Sheppard’s playing of the B?-Major Sonata may be the highlight of this collection. It has an expansive breadth, particularly in the second movement (Andante sostenuto) that is unique in my experience and, when he then launches into the sprightly Scherzo that follows, the listener is almost taken aback: such a deep, almost melancholy mood followed by a lively folk dance. This Scherzo, by the way, is one movement I could very easily hear orchestrated as a symphonic movement. It has all the earmarks.
Sheppard uses a modern piano with greater sustain power than the Broadwoods of Schubert’s time (a Hamburg Steinway model D) yet this instrument, like Glenn Gould’s Steinway, has a leaner, more “clipped” sound than most modern instruments, which makes it sound closer to 19th-century instruments (at least, late 19th-century). He also uses the
Wiener Urtext
edition of these works edited by Martino Tirimo in addition to the Henle and Peters editions, which should please some of the historically informed coterie. These performances strike me as more musically and stylistically valid than any I’ve heard since the old Schnabel recordings, certainly better than the well-intentioned but massively overloaded performances made around 50 years ago by Sviatoslav Richter. It’s also quite amazing, to me, that every note was recorded in a pair of concerts given on the same day. The stylistic differences of these works are quite striking, and demand the utmost in concentration from both performer and listener, yet Sheppard pulls it off. This is yet another high achievement to add to his previous recordings of the Beethoven sonatas and Bach’s six keyboard partitas for the same label.
FANFARE: Lynn René Bayley
-----------
The American-born pianist Craig Sheppard (b. 1947) is an artist who has made waves on both sides of the Atlantic; he moved from his native Philadelphia to London for 20 years after placing second (to Murray Perahia) in the 1972 Leeds International Pianoforte Competition. Now based at the University of Washington, from which Sheppard also makes regular concert tours - particularly in the Far East - he has applied his formidable intellect and his brilliant technique to a notable series of recitals like this one, all of them recorded live. See www.craigsheppard.net for a complete discography.
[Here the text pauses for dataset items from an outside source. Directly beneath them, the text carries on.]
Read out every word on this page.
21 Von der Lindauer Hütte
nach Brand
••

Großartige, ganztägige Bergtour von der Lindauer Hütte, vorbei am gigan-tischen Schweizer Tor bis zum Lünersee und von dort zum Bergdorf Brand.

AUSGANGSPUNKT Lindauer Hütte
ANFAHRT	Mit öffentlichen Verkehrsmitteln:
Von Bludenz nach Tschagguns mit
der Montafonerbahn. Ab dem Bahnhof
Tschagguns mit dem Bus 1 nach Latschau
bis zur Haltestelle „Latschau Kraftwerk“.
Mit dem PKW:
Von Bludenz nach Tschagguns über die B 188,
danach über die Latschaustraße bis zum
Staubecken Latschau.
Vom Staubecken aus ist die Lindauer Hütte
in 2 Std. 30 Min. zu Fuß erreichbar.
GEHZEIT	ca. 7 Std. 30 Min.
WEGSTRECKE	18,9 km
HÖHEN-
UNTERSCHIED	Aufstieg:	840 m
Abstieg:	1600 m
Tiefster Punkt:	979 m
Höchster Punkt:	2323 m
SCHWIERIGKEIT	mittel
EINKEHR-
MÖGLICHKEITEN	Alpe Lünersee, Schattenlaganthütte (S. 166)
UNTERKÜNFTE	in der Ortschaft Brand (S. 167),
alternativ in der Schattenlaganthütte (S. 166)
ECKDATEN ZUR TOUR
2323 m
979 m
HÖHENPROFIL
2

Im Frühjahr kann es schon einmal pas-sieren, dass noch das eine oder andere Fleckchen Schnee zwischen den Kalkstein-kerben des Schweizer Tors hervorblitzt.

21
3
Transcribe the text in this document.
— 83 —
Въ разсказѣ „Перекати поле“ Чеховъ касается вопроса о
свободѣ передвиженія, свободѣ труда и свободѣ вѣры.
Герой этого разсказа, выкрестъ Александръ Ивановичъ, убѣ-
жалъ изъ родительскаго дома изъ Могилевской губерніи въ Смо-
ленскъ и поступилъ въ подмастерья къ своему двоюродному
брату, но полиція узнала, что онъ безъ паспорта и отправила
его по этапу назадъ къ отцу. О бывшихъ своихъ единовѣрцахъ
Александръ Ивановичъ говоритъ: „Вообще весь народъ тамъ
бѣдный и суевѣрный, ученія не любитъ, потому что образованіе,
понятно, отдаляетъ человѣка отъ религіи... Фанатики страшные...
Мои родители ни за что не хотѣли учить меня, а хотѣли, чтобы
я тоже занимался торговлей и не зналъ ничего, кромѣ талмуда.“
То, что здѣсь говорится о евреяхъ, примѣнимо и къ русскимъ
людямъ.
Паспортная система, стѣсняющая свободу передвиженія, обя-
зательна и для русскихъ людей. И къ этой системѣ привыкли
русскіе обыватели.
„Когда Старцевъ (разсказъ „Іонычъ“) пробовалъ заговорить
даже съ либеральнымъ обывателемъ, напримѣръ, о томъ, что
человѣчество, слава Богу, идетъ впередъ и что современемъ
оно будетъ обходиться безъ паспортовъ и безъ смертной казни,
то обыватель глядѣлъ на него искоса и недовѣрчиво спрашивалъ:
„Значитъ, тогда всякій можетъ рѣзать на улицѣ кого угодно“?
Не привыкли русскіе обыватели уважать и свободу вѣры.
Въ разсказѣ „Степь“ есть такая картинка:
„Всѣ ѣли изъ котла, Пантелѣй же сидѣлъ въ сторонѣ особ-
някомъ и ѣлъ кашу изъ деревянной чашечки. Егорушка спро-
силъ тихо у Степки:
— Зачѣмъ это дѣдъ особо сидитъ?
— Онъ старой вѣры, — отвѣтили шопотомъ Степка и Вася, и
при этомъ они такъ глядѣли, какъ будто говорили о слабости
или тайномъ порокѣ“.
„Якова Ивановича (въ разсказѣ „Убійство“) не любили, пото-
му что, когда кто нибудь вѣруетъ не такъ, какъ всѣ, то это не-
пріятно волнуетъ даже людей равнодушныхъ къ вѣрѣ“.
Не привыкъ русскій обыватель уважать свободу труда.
This recording makes a good case for Sheppard’s claim that the final three Schubert sonatas should be considered as a unity. As one listens to these two discs, the similarities and internal references become quite clear. An example is the opening theme of the B Flat sonata and the second theme of the c minor sonata’s first movement. More important than these minutiae, however, is the quality of Sheppard’s interpretation: the songlike quality of the right hand, the beautifully natural waxing and waning of the themes and the development, and the simplicity and elegance of the phrasing.
This is virile, exciting Schubert, as well; Sheppard provides a supercharged intensity in the stormier sections. The D.959 is particularly full of vivid contrasts. Here and elsewhere, Sheppard commands some real thunder-power along with the thoughtfulness and intelligence of his interpretations.
This reviewer also heard the live concert performance of this recording. The clarity and colors of the recorded sound are remarkably close to the effect of sitting in the balcony at the University of Washington’s superb 1,200-seat Meany Theater, a space that is virtually ideal for a piano recital.